Fig. 3.. Membrane protein insertion at the endoplasmic reticulum.

| a | Comparison of unassisted, insertase-mediated, and channel-mediated TMD insertion. b | Schematic of the open Sec61 complex containing an aqueous channel for protein translocation and a lateral gate for membrane insertion of hydrophobic segments. c-g | Key steps during insertion of a Type I membrane protein by Sec61 (c), Type II membrane protein by Sec61 (d), TA protein by the GET complex (e), TA protein by EMC (f) and Type III membrane protein by EMC (g).

Fig. 4.. Structure and function of the Oxa1 superfamily insertases.

| a | Some examples of Oxa1 superfamily members (blue) found in the prokaryotic plasma membrane (YidC) and eukaryotic ER (GET1 and EMC3). Closeup views of the conserved 3-TMD core of each family member are shown below. The cartoon at right illustrates a cross-section at the plane of the vestibule where the membrane might be distorted or thinned. YidC is a single polypeptide, whereas GET1 forms an obligate complex with GET2 (orange), both of which participate in recruiting the targeting factor GET3 (gray). Only one of two GET1-GET2 complexes observed in the structure is shown; the other is behind the displayed complex facing the opposite direction. EMC3 is part of a 9-protein complex that includes EMC6 (orange), which is structurally and evolutionarily related to GET2. Other EMC subunits are shown in gray. Note that the membrane domains of EMC4, EMC7, and EMC10 probably reside in front of EMC3 in this view but were not resolved in this structure. PDB IDs: YidC, 3WO6; human GET complex, 6SO5; human EMC, 6WW7. b | Model for substrates favoured and dis-favoured for insertion by Oxa1 superfamily insertases such as YidC, the GET1-GET2 complex, and EMC. TA proteins with positive charges in the translocated tail are inserted into mitochondria. Signal anchors with a positively charged or lengthy N-terminal flanking domain are inserted by the Sec61 complex.

Fig. 5.. Biogenesis of multi-pass membrane proteins.

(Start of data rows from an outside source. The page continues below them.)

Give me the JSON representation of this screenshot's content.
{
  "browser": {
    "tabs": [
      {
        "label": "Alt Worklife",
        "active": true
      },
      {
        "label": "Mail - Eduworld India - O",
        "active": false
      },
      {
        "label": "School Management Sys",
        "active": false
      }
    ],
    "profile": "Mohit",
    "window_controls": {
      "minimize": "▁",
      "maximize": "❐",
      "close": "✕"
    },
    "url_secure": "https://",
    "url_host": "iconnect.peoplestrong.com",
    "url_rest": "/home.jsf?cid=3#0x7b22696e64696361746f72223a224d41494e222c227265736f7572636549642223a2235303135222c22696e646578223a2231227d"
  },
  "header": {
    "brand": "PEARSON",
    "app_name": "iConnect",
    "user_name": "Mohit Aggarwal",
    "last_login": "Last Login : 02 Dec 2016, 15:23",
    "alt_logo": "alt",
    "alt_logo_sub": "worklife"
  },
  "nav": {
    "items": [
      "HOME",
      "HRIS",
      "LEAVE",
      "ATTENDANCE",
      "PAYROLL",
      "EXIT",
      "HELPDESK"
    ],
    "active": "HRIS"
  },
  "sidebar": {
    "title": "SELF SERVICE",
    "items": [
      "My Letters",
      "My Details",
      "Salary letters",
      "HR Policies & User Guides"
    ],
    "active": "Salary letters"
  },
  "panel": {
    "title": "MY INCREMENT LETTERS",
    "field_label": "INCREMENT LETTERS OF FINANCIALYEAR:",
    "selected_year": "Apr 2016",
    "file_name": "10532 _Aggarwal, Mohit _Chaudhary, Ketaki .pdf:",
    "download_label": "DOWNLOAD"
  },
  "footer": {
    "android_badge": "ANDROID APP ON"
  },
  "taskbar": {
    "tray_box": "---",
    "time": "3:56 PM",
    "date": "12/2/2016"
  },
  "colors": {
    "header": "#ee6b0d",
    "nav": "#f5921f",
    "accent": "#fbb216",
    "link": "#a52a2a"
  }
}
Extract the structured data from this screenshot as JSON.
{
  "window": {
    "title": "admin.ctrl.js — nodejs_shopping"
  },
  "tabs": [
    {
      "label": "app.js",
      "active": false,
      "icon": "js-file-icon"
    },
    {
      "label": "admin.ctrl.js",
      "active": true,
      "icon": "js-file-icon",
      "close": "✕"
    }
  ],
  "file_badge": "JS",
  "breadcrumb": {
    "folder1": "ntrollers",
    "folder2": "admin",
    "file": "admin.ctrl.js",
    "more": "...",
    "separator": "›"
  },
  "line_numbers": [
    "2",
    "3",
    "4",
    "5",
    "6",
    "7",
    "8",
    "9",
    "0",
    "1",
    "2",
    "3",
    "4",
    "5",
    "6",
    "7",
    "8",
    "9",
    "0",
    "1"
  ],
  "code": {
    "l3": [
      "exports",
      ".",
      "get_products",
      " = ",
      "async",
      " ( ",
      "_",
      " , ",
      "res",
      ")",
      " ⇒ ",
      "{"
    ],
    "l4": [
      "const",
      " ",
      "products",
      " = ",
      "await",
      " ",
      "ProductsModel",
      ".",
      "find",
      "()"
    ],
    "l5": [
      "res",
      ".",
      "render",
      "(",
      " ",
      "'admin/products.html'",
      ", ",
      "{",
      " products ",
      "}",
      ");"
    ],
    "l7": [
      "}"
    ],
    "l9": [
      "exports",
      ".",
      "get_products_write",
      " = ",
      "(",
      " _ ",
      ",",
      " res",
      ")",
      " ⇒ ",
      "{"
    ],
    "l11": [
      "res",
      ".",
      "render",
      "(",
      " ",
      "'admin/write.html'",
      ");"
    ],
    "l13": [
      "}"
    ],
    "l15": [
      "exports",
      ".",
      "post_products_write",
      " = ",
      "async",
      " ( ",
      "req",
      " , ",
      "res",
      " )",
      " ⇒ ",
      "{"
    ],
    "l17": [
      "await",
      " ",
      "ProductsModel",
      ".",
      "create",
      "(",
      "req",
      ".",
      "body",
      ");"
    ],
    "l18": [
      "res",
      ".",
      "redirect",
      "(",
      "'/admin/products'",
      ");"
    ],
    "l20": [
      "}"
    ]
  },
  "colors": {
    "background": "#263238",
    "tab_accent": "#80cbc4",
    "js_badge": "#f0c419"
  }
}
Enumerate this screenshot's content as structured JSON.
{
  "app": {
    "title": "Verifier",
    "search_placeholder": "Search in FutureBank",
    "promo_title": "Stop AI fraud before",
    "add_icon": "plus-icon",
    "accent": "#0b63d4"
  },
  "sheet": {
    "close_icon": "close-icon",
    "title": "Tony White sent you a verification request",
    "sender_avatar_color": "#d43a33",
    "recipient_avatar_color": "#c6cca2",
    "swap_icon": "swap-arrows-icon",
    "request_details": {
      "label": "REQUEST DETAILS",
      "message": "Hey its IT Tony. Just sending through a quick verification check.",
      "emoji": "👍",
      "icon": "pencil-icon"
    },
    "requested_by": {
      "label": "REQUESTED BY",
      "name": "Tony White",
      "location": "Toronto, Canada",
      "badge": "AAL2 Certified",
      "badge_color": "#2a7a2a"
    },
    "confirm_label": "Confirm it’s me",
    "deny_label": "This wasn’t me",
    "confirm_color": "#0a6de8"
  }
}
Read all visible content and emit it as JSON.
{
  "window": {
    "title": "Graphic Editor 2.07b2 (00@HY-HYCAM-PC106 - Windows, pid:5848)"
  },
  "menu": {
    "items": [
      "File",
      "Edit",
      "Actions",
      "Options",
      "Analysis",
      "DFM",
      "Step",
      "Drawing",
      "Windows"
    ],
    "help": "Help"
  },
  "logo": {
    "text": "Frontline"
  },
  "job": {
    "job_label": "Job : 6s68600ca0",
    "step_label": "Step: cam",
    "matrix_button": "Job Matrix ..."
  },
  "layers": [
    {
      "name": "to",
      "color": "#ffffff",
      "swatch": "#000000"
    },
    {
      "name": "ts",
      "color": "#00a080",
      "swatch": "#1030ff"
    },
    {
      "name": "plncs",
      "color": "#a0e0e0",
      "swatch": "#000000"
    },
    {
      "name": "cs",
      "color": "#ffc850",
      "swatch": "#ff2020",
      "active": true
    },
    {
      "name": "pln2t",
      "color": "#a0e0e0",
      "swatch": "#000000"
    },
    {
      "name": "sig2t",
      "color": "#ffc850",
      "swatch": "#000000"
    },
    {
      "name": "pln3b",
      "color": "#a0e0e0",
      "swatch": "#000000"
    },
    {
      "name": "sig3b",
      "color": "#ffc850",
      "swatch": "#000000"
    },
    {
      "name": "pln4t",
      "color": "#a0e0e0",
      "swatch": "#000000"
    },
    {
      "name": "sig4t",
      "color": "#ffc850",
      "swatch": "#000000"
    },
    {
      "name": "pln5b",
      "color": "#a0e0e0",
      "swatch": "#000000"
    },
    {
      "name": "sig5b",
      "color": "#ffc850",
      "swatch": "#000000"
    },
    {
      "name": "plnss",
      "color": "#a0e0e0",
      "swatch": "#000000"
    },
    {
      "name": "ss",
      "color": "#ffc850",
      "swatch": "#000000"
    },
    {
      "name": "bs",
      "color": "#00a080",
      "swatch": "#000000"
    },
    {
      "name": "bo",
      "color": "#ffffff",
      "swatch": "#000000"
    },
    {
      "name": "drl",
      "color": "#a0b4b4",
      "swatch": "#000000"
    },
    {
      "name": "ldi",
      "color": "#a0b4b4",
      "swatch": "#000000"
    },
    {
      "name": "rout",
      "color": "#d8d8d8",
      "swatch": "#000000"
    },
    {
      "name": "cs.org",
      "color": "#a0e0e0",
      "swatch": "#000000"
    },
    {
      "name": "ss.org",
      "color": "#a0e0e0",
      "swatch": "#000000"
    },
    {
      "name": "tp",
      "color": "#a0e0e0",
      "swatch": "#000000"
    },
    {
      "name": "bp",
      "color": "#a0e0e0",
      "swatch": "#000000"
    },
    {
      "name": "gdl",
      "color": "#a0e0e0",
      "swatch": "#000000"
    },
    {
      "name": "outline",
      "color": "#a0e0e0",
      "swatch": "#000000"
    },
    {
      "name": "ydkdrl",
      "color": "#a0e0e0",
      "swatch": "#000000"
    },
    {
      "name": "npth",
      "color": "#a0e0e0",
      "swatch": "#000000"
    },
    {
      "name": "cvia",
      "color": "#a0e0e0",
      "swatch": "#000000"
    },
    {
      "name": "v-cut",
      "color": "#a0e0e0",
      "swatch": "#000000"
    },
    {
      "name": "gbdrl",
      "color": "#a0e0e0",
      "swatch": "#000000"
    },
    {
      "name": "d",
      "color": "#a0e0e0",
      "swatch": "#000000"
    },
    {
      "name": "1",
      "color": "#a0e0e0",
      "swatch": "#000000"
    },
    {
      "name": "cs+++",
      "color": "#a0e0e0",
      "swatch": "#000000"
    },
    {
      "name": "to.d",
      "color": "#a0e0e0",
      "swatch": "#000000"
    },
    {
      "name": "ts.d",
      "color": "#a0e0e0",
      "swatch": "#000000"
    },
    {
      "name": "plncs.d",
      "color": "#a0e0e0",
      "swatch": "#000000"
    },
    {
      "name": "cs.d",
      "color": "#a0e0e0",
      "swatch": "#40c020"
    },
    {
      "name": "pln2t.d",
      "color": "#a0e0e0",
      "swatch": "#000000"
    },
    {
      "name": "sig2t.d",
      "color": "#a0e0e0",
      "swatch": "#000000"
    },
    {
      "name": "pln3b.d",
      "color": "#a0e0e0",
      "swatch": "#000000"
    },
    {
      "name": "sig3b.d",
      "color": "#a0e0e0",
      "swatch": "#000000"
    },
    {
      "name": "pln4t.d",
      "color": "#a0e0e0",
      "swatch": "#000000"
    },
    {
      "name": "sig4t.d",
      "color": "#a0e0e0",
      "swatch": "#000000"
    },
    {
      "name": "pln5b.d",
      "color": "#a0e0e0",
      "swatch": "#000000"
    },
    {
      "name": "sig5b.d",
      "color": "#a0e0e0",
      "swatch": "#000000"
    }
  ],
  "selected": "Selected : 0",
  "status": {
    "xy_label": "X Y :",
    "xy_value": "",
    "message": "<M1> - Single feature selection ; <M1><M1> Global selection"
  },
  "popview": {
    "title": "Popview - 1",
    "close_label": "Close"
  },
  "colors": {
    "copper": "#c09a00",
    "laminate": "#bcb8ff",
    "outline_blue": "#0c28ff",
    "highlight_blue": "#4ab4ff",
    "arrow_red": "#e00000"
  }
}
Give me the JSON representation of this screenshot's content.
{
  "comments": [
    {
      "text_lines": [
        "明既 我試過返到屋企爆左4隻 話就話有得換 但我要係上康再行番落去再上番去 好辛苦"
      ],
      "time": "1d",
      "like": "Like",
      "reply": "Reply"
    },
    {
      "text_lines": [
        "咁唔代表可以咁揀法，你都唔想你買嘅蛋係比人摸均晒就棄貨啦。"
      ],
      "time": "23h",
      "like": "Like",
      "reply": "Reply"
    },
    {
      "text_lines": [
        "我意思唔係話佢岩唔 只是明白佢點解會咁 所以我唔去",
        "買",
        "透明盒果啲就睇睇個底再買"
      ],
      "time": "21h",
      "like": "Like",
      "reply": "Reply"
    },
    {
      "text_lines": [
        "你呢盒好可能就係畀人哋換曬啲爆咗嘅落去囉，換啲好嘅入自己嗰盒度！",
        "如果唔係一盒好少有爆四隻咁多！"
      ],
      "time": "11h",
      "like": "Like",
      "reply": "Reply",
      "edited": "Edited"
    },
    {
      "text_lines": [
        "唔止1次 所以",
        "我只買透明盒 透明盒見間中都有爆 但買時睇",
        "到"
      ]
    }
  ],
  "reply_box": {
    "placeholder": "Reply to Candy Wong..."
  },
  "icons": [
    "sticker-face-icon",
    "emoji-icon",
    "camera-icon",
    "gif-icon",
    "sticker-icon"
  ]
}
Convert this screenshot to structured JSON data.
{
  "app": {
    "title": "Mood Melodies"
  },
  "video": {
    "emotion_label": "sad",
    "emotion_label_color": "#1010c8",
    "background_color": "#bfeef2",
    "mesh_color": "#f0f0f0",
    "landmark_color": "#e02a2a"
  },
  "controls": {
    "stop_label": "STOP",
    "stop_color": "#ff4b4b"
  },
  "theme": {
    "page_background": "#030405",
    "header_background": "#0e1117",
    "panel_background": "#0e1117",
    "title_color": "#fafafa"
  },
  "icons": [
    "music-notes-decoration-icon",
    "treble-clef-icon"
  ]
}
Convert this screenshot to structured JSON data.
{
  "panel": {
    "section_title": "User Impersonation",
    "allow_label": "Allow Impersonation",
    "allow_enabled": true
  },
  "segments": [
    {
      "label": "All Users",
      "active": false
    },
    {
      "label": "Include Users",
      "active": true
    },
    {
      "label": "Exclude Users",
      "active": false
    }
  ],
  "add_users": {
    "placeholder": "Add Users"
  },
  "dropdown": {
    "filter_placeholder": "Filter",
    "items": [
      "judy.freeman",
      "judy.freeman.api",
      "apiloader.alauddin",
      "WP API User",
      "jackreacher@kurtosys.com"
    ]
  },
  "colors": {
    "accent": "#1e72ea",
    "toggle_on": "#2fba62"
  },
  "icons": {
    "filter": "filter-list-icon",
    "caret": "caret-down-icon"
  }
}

| a | The linear and folded states of the β1-adrenergic receptor (ADRB1, PDB ID 2VT4) illustrates how most of the hydrophilic side chains (blue, red and yellow) in the TMD become buried upon folding. b | Violin plots showing the hydrophobicity of TMDs in single-pass and multi-pass proteins. Hydrophobicity was calculated as the predicted energy of membrane insertion, where a negative value favours insertion and positive value disfavors insertion. c | The PAT complex engages and protects nascent TMDs with hydrophilic residues until they are buried in the protein interior upon folding. Substrates that are not shielded are potential targets for quality control (QC). Note that PAT complex shielding could occur regardless of the route of TMD insertion. d | Cryo-EM structure of the ribosome-bound multi-pass translocon (PDB ID 6W6L). The view from the ER lumen also indicates the potential positions of C20orf24 (adjacent to its likely interaction partner TMCO1), and Asterix (adjacent to its interaction partner CCDC47). e | Model for protein biogenesis by the multi-pass translocon. In the intermediate depicted, the first TMD is being held by the PAT complex until TMD2 and TMD3 are inserted as a unit using the hydrophilic groove of the TMCO1 complex. The lipid cavity may be the site where multiple substrate TMDs can fold protected from aggregation and inappropriate interactions. f | Hypothetical assembly factors temporarily shield hydrophilic regions of TMDs in the unassembled state. This may serve to stabilise substrates in the membrane until their assembly with interaction partners.